Somehow it seems fitting that I’ve chosen to write the first entry on this new blog about Micheal Kerens and his book “Blogosphere: The New Political Arena
“. I will state at the outset I have not read the book, nor am I likely to. I did locate and read this piece of drek published in the Canadian Journal of Communication in 2004. I suspect that this ‘essay’ formed the basis of his approach to the book.
The book projects the message that bloggers are:
“Bloggers think of themselves as rebels against mainstream society, but that rebellion is mostly confined to cyberspace, which makes blogging as melancholic and illusionary as Don Quixote tilting at windmills…” — Globe & Mail, Jan. 31, 2007
The problem with general statements like that is they come up to bite some. Not all bloggers consider themselves to be rebels against anything. Many consider themselves to be pursuing an outlet for their thoughts and willingness to share them. Not unlike academics who spew forth what they consider to be intellectual wisdom.

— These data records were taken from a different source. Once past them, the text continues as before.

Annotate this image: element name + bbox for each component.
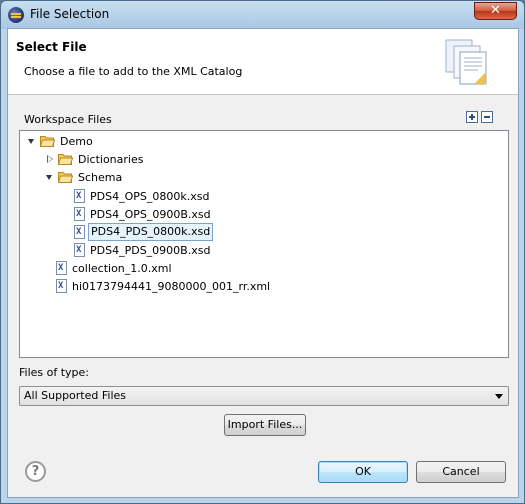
expand-all-icon[interactable] <box>466 111 478 123</box>
expanded-arrow-icon[interactable] <box>46 175 52 180</box>
files-of-type-select[interactable]: All Supported Files <box>19 386 509 406</box>
tree-label: PDS4_OPS_0900B.xsd <box>90 208 211 221</box>
xml-file-icon <box>56 278 67 295</box>
workspace-files-label: Workspace Files <box>24 113 112 126</box>
tree-label: Schema <box>78 171 123 184</box>
collapse-all-icon[interactable] <box>481 111 493 123</box>
folder-open-icon <box>40 136 55 147</box>
folder-icon <box>58 154 73 165</box>
workspace-tree[interactable]: Demo Dictionaries Schema X PDS4_OPS_0800… <box>19 130 509 358</box>
expanded-arrow-icon[interactable] <box>28 139 34 144</box>
tree-label: PDS4_OPS_0800k.xsd <box>90 190 210 203</box>
chevron-down-icon[interactable] <box>495 394 503 399</box>
ok-button[interactable]: OK <box>318 461 408 483</box>
folder-open-icon <box>58 172 73 183</box>
collapsed-arrow-icon[interactable] <box>47 155 53 163</box>
dialog-header: Select File Choose a file to add to the … <box>8 29 518 95</box>
tree-label: Demo <box>60 135 93 148</box>
header-description: Choose a file to add to the XML Catalog <box>24 65 243 78</box>
files-of-type-value: All Supported Files <box>24 389 127 402</box>
title-bar[interactable]: File Selection ✕ <box>1 1 524 28</box>
xsd-file-icon <box>74 224 85 241</box>
help-icon[interactable]: ? <box>25 461 46 482</box>
close-button[interactable]: ✕ <box>474 2 517 20</box>
window-title: File Selection <box>30 7 110 21</box>
import-files-button[interactable]: Import Files... <box>224 414 306 436</box>
files-of-type-label: Files of type: <box>19 366 90 379</box>
documents-icon <box>445 39 487 85</box>
tree-label: hi0173794441_9080000_001_rr.xml <box>72 280 271 293</box>
dialog-client-area: Select File Choose a file to add to the … <box>7 28 519 498</box>
tree-label: collection_1.0.xml <box>72 262 172 275</box>
xsd-file-icon <box>74 242 85 259</box>
header-title: Select File <box>16 40 87 54</box>
cancel-button[interactable]: Cancel <box>416 461 506 483</box>
eclipse-icon <box>8 7 24 23</box>
tree-label: PDS4_PDS_0800k.xsd <box>88 223 214 241</box>
tree-label: Dictionaries <box>78 153 144 166</box>
file-selection-dialog: File Selection ✕ Select File Choose a fi… <box>0 0 525 504</box>
xsd-file-icon <box>74 206 85 223</box>
tree-label: PDS4_PDS_0900B.xsd <box>90 244 211 257</box>
xsd-file-icon <box>74 188 85 205</box>
xml-file-icon <box>56 260 67 277</box>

In the essay reference above the author shows himself to have an ill-formed approach to ‘understanding’ blogging. He acknowledges that the very nature of the beast makes it difficult to attempt to analyze blogging based on traditional criteria:
During the 2003 annual meeting of the Association of Internet Studies (when some of the first fruits of communication research on blogging were presented), it became immediately apparent how careful one has to be in applying traditional research methods to this new medium. Standard attempts to generalize about blogs on the basis of random sampling turned out to be quite inappropriate in the absence of a clear, stable, finite universe of blogs to be sampled.
See, he has a bit of a clue here. The nature of blogs and blogging is so widely diverse it is pretty much impossible to form general statements:
Communication studies in which traditional sampling techniques are used to make general statements about the gender or socioeconomic composure of bloggers are therefore misleading.
He’s figured out his problem here, he requires new methods of analysis if he’s going to come to understand this subject. He may have to actually think instead of using tried and true methods. That is going to be tough. So he solves the problem:
While research on such subjects as the politics of newspapers deals with individuals and institutions whose identity can, in principle, be traced, we know little about the producers of blogs besides their nicknames. The person presented in the diary may be in part or in full a fictional character and for all practical purposes, ought to be treated as such. Therefore, any statement about the nature and politics of blogging does not necessarily apply to an identifiable group of off-line actors.
There, he now has his hypothesis and methodology. He just turned millions of bloggers into fictional characters and their writing to be viewed as such. He then goes on to apply his methodology in an analysis of several years of archives of Jason Kottke’s Kottke.org. Once you understand that Keren doesn’t seen Kottke (or by extension me or you) as a real person, you can then see the weird ivory tower humour in his analysis.
A quick search on some blogs revealed that others took him and his theory just about as seriously… with some exceptions of course.
Rea over at a Brown Bag Blog: Project much? was somewhat bemused and then proceeded to skewer Kerean. After all, academics and bloggers have a lot in common, we just don’t use the big words.
Over at Bub and Pie: Lonely Hearts Club the writer has a few ideas that Keren likely should have understood before taking his approach but then the writer likely isn’t in the ivory tower and is not worthy to be heard.
Barbara at the Bad Tempered Zombie took a bit more of a serious approach in responding to Keren as did those who were commenting on her entry.
Schmutzie over at Schmutzie’s Milkmoney or Not, Here I Come well he’s got it right, you just don’t fight the ivory tower, you just reframe your life and perceptions based on what the academic has told you… resistance is futile.
The most well stated headline has got to go to Adam at One Man & His Blog — Academic Jumps on Blogging Bandwagon. Misses — he makes a good point when he points out that you know something is becoming important when academics start producing half-baked reports.
Finally, the shortest and to the point post has to go to Eugene at LE REVUE GAUCHE - Left Analysis And Comment: Lonely Academic . Well put Eugene
Keren can’t be too completely out to lunch or his publicist isn’t. By getting his message out to the mainstream media he can then get noticed by the fictional blogging world and get some buzz going, but I do hope he realizes that isn’t real. So that unreal buzz might not help to lift his book sales. He’s currently sitting in the 695,000 range in sales at Amazon.com and 224,000 at Amazon.ca.
Poor guy, he must have been feeling like Father McKenzie.